In breast cancer, particularly in the HER2-positive subtype, aberrant activation of the PI3K/AKT/mTOR and mitogen-activated protein kinase (MAPK/ERK) signaling pathways is frequently observed, promoting tumor cell proliferation, growth, migration, invasion, survival, and therapeutic resistance [55-60]. The PI3K/AKT/mTOR pathway regulates critical cellular processes, including growth, metabolism, and the inhibition of apoptosis, with AKT phosphorylation (pAKT) serving as a key marker of its activation. Similarly, the MAPK/ERK pathway, a highly interconnected cascade involving various kinases, plays a central role in oncogenesis and the development of drug resistance. Due to their relevance in breast cancer progression, these pathways have become major targets for therapeutic intervention [55-61]. In this context, we evaluated the effect of combining calcitriol with neratinib and tamoxifen on the phosphorylation of AKT and ERK in HER2-positive breast cancer cells. Our results demonstrate that treatment with calcitriol, either alone or in combination with tamoxifen and neratinib, reduced phosphorylation levels of both AKT and ERK in HER2-positive breast cancer cells. This suggests that calcitriol can disrupt key survival and proliferative signaling mechanisms, potentially enhancing the efficacy of antiestrogens and tyrosine kinase inhibitors.

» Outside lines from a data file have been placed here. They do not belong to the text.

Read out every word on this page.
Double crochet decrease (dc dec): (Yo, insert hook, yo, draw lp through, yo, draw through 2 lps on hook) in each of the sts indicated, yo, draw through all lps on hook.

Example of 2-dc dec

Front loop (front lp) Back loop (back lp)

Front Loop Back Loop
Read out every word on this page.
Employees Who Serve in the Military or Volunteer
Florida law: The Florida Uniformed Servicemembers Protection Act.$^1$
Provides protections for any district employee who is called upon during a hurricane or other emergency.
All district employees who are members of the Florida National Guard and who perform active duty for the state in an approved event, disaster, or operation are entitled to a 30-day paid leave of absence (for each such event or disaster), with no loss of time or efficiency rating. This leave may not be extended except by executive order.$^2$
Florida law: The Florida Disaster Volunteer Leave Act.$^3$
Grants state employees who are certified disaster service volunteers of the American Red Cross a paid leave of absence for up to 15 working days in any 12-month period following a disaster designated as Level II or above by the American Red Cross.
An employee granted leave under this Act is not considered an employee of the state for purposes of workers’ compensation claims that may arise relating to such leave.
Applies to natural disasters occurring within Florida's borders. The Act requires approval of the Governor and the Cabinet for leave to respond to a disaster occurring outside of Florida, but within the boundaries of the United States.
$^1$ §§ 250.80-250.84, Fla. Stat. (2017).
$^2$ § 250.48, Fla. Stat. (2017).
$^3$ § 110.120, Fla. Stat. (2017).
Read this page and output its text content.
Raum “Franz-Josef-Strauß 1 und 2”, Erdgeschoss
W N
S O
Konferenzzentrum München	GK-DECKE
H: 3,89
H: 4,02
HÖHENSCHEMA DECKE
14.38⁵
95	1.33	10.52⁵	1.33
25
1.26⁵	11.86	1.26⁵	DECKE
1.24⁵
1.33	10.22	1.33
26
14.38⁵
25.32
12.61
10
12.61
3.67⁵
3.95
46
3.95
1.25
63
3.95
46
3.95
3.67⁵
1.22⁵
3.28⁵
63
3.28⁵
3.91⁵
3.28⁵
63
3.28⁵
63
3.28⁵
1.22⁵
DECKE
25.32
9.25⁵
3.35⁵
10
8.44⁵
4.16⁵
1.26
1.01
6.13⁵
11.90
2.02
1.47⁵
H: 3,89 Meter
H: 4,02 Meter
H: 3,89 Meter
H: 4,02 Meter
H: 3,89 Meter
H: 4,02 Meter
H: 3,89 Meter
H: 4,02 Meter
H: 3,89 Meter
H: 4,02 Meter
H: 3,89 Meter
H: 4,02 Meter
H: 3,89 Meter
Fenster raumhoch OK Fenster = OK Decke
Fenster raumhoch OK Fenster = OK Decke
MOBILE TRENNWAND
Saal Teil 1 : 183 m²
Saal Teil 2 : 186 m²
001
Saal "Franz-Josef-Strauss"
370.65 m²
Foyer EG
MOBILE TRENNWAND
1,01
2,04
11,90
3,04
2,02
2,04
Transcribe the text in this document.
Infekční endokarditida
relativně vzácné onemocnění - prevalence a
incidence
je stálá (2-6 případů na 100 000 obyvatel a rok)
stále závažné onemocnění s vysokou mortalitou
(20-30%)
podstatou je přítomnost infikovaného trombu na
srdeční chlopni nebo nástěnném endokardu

These findings are consistent with previous reports by Segovia-Mendoza et al. [20], who showed that the combination of calcitriol and neratinib decreased pAKT and pERK levels in triple-negative breast cancer cells. Taken together, our results support the notion that calcitriol suppresses both PI3K/AKT and MAPK/ERK pathways in HER2-positive breast cancer cells, thereby reinforcing its potential as an adjuvant agent in combinatorial therapeutic strategies aimed at improving treatment outcomes and overcoming resistance. Considering these results, future studies evaluating the effects of calcitriol-based combinations on cell migration and invasion will be of great importance to further elucidate its role in limiting breast cancer progression.

 

• Does the author have any support of the in vivo data from mouse model to justify the discovery in the more relevant physiological setting atleast from the point of view of phenotype.

We appreciate the reviewer’s observation. At present, our study was limited to in vitro analyses in HER2-positive breast cancer cell lines, and no in vivo data were included. However, we fully agree that validation in physiologically relevant models is essential to confirm the translational applicability of our findings.Accordingly, we have now emphasized this point in the Discussion section by adding the following statement:

“These results highlight the therapeutic potential of this strategy even in ER-negative/HER2-positive contexts and underscore the need for future in vivo studies in HER2-positive breast cancer models with differential ER expression. Such studies will be essential to evaluate the efficacy and translational relevance of triple therapies involving calcitriol, neratinib, and antiestrogens, particularly fulvestrant, in clinically relevant settings.”

Author Response File: Author Response.pdf

Round 2

Reviewer 1 Report

Comments and Suggestions for Authors

Thank you for taking my suggestions and proposals for improvement. Congratulations. Good luck with the publication of your work.